Nagasaki mayor appeals for global nuclear arms ban

Nagasaki mayor appeals for global nuclear arms ban

Nagasaki mayor appeals for global nuclear arms ban

Doves fly around the peace statue at the peace memorial park during the 64th memorial ceremony for atomic bomb victims in Nagasaki on Sunday. AFP Echoing a call made earlier by U.S. President Barack Obama, Mayor Tomihisa Taue said some progress has been made on eliminating nuclear weapons but more efforts were required to reach the goal.

"We, as human beings, now have two paths before us," Taue said in a speech delivered after 11:02 am, the time when a plutonium bomb dropped by a US warplane flattened the southwestern Japanese city on Aug 9, 1945.

"While one can lead us to 'a world without nuclear weapons,' the other will carry us toward annihilation," Kyodo news agency quoted Taue as saying in his speech at the memorial ceremony at Nagasaki Peace Park.

In April, Obama said in Prague that the United States will seek a world without nuclear weapons, creating a wave of optimism among those who are petitioning for the abolishment of nuclear arms across the world.

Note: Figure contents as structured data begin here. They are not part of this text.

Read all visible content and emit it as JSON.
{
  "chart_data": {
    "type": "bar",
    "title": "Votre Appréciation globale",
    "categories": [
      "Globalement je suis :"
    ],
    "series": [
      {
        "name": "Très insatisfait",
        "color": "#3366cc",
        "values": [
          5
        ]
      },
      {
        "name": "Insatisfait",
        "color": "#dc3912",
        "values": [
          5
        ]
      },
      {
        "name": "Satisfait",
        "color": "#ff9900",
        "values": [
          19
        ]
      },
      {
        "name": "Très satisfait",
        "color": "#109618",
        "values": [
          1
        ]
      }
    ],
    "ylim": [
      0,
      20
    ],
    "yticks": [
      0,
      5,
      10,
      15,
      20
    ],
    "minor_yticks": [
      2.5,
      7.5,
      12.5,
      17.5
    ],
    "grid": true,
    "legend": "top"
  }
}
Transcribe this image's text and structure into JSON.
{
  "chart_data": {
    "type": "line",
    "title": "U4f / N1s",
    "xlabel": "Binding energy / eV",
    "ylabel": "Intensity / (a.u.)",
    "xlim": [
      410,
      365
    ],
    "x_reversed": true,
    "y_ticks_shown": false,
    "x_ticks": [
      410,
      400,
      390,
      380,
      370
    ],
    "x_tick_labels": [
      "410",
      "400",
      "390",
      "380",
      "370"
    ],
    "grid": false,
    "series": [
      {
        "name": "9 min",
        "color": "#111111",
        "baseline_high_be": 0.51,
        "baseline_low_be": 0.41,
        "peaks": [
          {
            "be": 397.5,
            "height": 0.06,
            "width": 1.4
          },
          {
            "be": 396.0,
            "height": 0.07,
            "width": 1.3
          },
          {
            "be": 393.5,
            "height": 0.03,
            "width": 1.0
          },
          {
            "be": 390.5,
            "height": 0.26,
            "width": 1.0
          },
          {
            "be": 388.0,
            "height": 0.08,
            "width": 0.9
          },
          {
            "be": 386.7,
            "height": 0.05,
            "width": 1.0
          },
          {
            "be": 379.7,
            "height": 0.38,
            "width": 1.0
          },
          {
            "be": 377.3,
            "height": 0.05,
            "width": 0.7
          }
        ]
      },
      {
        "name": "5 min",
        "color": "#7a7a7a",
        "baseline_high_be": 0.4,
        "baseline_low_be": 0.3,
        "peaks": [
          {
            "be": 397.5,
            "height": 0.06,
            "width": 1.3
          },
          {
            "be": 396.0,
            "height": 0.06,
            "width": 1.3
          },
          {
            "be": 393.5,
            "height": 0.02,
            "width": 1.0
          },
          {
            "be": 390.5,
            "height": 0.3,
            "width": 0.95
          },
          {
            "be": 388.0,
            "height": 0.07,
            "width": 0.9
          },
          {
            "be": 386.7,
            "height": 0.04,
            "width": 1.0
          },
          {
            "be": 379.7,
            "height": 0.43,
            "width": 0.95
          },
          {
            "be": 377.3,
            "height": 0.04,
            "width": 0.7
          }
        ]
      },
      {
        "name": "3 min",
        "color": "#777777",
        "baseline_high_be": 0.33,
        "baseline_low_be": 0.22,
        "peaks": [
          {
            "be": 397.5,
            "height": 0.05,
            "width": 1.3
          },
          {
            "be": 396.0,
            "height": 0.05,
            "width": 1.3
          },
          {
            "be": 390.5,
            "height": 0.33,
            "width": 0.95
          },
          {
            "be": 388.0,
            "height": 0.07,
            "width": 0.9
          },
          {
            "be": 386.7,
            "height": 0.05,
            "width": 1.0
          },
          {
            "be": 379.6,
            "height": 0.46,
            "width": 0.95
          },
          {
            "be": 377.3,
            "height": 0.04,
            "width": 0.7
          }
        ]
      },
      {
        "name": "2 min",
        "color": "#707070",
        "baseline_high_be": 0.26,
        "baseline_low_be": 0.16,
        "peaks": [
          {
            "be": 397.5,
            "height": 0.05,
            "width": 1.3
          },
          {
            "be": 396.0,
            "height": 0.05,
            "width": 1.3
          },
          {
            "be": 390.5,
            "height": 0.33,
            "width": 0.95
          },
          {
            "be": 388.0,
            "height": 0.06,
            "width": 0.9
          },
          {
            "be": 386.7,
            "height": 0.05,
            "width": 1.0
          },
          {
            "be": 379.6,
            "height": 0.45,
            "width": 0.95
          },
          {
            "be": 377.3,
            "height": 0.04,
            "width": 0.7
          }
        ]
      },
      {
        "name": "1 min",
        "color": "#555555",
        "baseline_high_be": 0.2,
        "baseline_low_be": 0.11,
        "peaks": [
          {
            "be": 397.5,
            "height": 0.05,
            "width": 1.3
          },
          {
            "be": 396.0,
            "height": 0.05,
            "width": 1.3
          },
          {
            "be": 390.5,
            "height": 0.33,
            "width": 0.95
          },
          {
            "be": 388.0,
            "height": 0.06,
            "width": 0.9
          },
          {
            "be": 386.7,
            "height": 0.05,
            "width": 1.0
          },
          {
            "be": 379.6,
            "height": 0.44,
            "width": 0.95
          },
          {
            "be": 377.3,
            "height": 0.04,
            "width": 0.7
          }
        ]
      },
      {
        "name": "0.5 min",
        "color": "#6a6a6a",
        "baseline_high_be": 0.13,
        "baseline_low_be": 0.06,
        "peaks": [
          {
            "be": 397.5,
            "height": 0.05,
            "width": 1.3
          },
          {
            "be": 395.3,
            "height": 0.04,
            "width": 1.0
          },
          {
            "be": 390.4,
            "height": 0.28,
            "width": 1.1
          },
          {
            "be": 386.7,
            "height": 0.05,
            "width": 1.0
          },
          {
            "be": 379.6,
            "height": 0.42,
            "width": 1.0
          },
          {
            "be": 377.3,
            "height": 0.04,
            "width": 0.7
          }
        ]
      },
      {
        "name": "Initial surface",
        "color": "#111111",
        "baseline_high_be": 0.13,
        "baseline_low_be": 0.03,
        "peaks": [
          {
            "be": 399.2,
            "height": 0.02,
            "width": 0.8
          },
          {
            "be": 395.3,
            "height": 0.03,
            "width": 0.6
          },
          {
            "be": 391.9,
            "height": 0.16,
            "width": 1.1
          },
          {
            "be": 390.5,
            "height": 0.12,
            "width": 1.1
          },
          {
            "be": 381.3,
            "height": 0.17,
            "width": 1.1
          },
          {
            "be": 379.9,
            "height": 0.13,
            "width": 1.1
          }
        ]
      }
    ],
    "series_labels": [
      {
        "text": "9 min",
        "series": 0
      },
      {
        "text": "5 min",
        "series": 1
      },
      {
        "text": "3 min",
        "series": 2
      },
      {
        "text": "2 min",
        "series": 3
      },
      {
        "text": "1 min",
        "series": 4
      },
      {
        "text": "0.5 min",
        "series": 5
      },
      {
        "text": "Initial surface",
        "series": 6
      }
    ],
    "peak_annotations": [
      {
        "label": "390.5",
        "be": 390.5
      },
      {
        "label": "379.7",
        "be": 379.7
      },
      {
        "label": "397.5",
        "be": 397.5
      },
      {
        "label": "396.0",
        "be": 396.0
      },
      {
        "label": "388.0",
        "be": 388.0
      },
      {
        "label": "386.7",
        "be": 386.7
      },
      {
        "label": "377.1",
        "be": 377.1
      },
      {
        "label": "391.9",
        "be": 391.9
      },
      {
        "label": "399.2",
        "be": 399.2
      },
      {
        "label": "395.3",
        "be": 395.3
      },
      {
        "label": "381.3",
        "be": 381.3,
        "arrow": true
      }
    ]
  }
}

He urged the international community to make North Korea destroy its nuclear arsenal and said the five major nuclear powers -- Britain, China, France, Russia and the United States -- must "fulfill their responsibility to reduce nuclear arms."

"President Obama's speech was a watershed event, in that the United States, a superpower possessing nuclear weapons, finally took a step towards the elimination of nuclear armaments," Taue said, adding that people in Nagasaki are circulating petitions urging the U.S. leader to visit the city , which was devastated by the 1945 bombing.

Japan, he said must take a leading role in disseminating around the world the "ideals of peace and renunciation of war" as stipulated in its Constitution, as the only nation to have suffered nuclear bombings.

The mayor also urged the Japanese government to legislate its three non-nuclear principles of not producing, possessing or allowing nuclear weapons on Japanese territory, and work on creating a nuclear weapon-free zone in the Northeast Asian region including North Korea.

A moment of silence was observed at 11:02 a.m., the time when a US bomber dropped an atomic bomb on the city. The bombing occurred three days after the first one was dropped on Hiroshima, which killed some 140,000 people.

Japanese Prime Minister Taro Aso, who attended the ceremony, pledged to stick to Japan's three non-nuclear principles.

The ceremony was attended by dignitaries and representatives from 29 countries.
Japan surrendered on August 15, 1945, six days after the second atomic bomb turned Nagasaki into a silent ruin, bringing an end to World War II.